Moreover, only one word is generated each time, so we only extract the 50257 dimensions corresponding to the last token from the generated (batch, n_tokens, vocab_size) each time, which becomes (batch, vocab_size); we perform a softmax transformation on the logits, and then pick out the id corresponding to the value with the highest probability; this id is actually the token_id corresponding to the generated word; in fact, the softmax here is redundant, even if we only look at the original logits, picking out the number corresponding to the maximum value from the 50257 dimensions is also the tokenId corresponding to the generated word. Because softmax only performs probability normalization, in fact we don’t care about the magnitude of the value, we just want to find the id with the maximum value.
Let’s implement the conversion from the token_id tensor to text again, which is the tokenizer encode and decode mentioned in the Embedding section, as follows:
def text_to_tensor(text,tokenizer):
return torch.tensor(tokenizer.encode(text)).unsqueeze(0)
def tensor_to_text(tensor,tokenizer):
return tokenizer.decode(tensor.squeeze(0).tolist())
Let’s directly run the example and see what the model generates:
start_context = "Once upon a time there"
encoded_tensor = text_to_tensor(start_context,tokenizer)
print("encoded_tensor.shape:", encoded_tensor.shape)
print("encoded_tensor:", encoded_tensor)
model.eval() # disable dropout
out = generate_text_simple(
model=model,
idx=encoded_tensor,
max_new_tokens=6,
context_size=GPT_CONFIG_124M["context_length"]
)
print("Output:", out)
decoded_text = tensor_to_text(out,tokenizer)
print(decoded_text)
We input a text with only 1 batch and a length of 5, first convert it to token ids; then change the model to eval mode and input it into the model. We set the maximum number of new tokens to be generated to 6.
The results are as follows:
encoded_tensor.shape: torch.Size([1, 5])
encoded_tensor: tensor([[7454, 2402, 257, 640, 612]])

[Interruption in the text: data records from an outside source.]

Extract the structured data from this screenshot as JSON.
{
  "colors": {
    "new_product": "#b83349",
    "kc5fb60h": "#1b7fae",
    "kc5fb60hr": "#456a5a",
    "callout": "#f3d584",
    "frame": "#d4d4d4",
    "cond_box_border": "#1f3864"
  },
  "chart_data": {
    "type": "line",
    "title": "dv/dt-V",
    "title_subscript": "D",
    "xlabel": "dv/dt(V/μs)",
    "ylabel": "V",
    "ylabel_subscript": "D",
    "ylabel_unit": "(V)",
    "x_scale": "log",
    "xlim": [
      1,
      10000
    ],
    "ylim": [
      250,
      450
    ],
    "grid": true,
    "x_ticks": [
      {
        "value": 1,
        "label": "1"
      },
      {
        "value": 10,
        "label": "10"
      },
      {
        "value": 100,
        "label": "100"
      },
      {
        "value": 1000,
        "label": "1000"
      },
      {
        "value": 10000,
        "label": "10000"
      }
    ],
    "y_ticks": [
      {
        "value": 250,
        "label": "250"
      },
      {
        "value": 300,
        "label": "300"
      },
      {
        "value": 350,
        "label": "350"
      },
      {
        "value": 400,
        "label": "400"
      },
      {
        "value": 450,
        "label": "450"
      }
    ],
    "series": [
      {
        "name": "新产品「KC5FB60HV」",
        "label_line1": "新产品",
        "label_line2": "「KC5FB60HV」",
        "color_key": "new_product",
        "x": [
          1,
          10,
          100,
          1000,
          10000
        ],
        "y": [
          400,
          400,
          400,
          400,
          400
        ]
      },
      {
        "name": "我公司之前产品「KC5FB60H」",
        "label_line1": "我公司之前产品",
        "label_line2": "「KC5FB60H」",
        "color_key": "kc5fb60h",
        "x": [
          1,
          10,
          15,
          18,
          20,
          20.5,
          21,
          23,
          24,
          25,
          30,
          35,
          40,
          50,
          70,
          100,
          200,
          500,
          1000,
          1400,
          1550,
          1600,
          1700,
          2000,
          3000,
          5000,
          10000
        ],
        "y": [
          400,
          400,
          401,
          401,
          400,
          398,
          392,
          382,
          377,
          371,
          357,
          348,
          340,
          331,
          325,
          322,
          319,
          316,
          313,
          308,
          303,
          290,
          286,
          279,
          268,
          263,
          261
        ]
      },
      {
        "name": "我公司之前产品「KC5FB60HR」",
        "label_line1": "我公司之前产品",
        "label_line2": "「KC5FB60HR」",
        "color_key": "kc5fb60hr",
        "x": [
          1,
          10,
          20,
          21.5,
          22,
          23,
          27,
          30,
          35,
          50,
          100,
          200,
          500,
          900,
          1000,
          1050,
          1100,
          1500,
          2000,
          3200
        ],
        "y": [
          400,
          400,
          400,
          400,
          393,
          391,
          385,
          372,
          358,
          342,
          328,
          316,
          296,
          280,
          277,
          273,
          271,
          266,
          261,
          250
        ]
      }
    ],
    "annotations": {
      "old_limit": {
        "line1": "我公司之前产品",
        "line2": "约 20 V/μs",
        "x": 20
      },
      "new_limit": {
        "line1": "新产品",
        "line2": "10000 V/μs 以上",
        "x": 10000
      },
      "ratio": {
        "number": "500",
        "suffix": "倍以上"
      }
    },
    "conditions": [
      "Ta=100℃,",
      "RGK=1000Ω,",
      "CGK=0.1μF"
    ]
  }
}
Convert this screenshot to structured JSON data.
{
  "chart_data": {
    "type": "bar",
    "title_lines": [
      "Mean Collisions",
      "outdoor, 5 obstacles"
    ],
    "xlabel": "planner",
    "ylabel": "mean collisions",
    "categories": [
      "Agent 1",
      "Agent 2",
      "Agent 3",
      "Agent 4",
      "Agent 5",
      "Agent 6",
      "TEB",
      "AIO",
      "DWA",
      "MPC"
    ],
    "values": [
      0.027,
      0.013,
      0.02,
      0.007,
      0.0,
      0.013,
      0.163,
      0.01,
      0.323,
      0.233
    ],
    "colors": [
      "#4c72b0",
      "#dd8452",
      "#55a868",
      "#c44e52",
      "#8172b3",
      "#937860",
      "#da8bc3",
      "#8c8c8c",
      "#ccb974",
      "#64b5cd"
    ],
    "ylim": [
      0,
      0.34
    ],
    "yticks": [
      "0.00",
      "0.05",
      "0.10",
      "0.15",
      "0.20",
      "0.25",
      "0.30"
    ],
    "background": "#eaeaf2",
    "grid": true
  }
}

Output: tensor([[ 7454, 2402, 257, 640, 612, 41117, 4683, 36413, 33205, 35780,
22580]])
Once upon a time there discriminated existing REALLY JehovahQUEST valve
As can be seen, the model did generate 6 new tokens, but it seems to be babbling. After all, this is an untrained model, and all the weights are still at their initial values. Here, we can still see that although everyone knows that Model Training is extremely costly, in fact, the cost of model generation in the eval inference mode is still relatively low.
So far, we have completed the full construction of the GPT2 model. Although it currently lacks intelligence, it already has the necessary connections and pathways of an intelligent agent. This is equivalent to a baby whose neural pathways are intact; subsequent Model Training to establish neural connections will enable it to acquire intelligence.